Building Without a Map: Leading Through Fog, Not Illusion

The systems are collapsing. The way forward isn’t certain. But it’s not the first time we’ve built without permission...or precedent.

People keep saying we’re in uncharted waters. But for many, this isn’t uncharted at all. They've spent decades building through scarcity, leading through contradiction, and organizing in the margins.

What’s new is who is feeling the instability. What’s new is who is starting to say the quiet part out loud: the timelines aren't making sense, the rules aren't holding, and the systems never delivered what they promised. The old map, filled with step-by-step plans, budget calendars, and neat cycles of “build-launch-evaluate,” is increasingly useless.

But we don’t have to panic. We just have to remember: many have built in this fog before.

The fog isn’t just uncertainty. It’s a manufactured blur. A swirl of mixed messages, performative urgency, and political dysfunction. And it's designed to disorient. You’re being told to move urgently and be cautious. To innovate but stay within scope. To prioritize community but meet funder deadlines that don't reflect local context.

What you're navigating isn’t a lack of planning. It’s a lack of alignment.

The fog shows up in:

  • Crisis communications that are more about optics than impact.
  • “Community engagement” that touts authenticty but are really different forms of transactional.
  • Budget cycles that dictate outcomes and impact, rather than reflect it.

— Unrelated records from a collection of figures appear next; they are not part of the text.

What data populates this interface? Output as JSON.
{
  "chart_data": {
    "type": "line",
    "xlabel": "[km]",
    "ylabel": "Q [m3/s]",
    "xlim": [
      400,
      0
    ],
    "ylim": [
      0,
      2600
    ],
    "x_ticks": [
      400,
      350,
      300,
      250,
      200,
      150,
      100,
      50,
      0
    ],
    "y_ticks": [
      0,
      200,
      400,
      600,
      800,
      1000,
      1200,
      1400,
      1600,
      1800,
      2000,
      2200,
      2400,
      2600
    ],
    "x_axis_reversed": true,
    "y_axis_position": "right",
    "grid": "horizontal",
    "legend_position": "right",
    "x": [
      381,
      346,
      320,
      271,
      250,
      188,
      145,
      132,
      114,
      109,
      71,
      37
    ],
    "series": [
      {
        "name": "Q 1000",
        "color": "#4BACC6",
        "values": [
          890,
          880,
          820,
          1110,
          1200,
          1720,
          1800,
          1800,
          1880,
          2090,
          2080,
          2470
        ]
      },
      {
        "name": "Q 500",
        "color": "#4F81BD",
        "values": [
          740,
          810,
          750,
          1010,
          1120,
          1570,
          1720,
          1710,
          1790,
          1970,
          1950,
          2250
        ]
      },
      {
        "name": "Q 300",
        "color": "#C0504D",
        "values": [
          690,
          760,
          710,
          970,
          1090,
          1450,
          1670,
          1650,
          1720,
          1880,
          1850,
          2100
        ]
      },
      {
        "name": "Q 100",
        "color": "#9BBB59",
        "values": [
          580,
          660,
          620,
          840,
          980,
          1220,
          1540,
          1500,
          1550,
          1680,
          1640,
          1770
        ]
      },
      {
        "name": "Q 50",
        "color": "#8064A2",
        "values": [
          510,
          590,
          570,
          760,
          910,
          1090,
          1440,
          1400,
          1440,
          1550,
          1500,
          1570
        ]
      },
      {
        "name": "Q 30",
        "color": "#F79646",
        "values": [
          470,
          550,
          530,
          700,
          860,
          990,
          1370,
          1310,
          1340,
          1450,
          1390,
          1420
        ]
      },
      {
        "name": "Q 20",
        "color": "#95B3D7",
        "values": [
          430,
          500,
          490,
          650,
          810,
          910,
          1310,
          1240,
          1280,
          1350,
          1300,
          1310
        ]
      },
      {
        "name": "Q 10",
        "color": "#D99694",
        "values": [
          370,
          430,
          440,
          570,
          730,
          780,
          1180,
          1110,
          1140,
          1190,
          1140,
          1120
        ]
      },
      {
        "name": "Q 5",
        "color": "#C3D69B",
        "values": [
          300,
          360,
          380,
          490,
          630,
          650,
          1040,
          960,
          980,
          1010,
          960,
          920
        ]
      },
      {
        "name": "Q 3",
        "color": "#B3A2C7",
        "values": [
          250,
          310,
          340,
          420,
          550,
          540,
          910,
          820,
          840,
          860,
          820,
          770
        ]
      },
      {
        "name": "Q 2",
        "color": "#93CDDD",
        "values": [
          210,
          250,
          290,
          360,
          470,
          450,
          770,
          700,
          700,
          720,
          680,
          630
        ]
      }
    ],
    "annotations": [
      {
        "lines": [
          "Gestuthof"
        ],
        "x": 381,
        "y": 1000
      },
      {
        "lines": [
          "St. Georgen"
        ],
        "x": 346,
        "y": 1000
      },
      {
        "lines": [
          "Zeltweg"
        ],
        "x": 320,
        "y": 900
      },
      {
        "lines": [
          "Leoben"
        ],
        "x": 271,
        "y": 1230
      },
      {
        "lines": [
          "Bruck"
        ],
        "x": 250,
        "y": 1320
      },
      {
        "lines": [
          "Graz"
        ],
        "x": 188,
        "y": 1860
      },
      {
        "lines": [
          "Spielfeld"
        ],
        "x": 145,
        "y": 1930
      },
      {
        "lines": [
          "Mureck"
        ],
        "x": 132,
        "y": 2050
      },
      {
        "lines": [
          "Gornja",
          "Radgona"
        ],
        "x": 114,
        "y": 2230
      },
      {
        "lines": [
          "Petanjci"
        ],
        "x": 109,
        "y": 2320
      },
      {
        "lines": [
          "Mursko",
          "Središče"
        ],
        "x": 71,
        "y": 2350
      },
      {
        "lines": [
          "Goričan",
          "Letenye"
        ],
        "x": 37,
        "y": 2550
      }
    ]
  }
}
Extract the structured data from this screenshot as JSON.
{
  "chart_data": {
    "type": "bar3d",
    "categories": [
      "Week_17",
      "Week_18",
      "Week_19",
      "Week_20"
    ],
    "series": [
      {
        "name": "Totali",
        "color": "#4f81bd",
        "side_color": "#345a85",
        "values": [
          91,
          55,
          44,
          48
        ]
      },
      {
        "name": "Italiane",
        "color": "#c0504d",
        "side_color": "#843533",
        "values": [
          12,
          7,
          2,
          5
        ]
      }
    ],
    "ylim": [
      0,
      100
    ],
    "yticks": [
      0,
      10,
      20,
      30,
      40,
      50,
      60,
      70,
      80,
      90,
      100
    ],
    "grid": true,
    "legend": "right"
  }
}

In this fog, your work will be misunderstood if you try to fit it into someone else's frame. This is when discernment matters most.

Pause when you're being asked to rush. Ask: Whose timeline is this? Whose priorities are driving the urgency? Document competing narratives, and identify where your organization’s clarity diverges from institutional pressure.

We can learn from leaders and movements that have endured, especially in the Global South or under constant threat here in the U.S. They have always known how to build without a map. I’ve watched people organize from kitchens, WhatsApp threads, and unwritten agreements. They didn’t wait for strategic plans to validate their work. They moved in rhythm with community needs and moral clarity.

What carried them wasn’t perfect planning, it was deep alignment. The infrastructure was built through trust, coordination, dialogue, transparency, vulnerability, AND discipline. They didn’t rely on institutional validation. They relied on each other.

Reorient your team around the question: “What are we already doing well that’s invisible?” Create time for story circles, informal check-ins, or trust audits. These are not distractions from strategy—they are the foundation of it.

So how do we lead now?

We lead with steadiness, not certainty. We lead with strategy while building flexibility into its structure. Here are four principles that can help guide the way:

  1. Move slowly when the pace feels artificially fast. When urgency feels externally imposed, resist it. Real transformation takes time. Host a pause meeting. Rethink your next 90 days—not just your next grant report.
  2. Prioritize internal clarity over external visibility. Public-facing communications mean nothing if your internal culture is unclear. Clarify roles. Revisit agreements. Don’t post before you’re aligned.
  3. Center people who have already been building in the in-between. The fog is not new to everyone. Some of your most powerful insights will come from those who’ve navigated instability all their lives. Include them in strategic planning. Hire them into decision-making roles.
  4. Let go of linear outcomes. Some of your best work won’t fit a logic model. Let yourself track progress through momentum, not metrics alone. Create reflection tools that capture stories, pivots, and learning.

Run a “Fog Readiness” session with your team. Ask: Where do we feel clear? Where are we foggy? Who are we listening to? Who SHOULD we be listening to?

We are not lost. We’re just moving through conditions that no longer reward traditional models. And the truth is: many of those models didn't work that well in the first place!

Clarity is what you hold when you can’t hold certainty. It’s not a vision deck or a five-year plan—it’s the values, instincts, and relationships that tether you to purpose when everything else is shifting. In this era, clarity is a strategic asset.

We don’t need a map. We need a compass.

One that points toward care, courage, and community, not convention. The illusion that the old systems would carry us is gone. And what’s left in its place is something better: The chance to build what we actually need. Not from scratch. From clarity.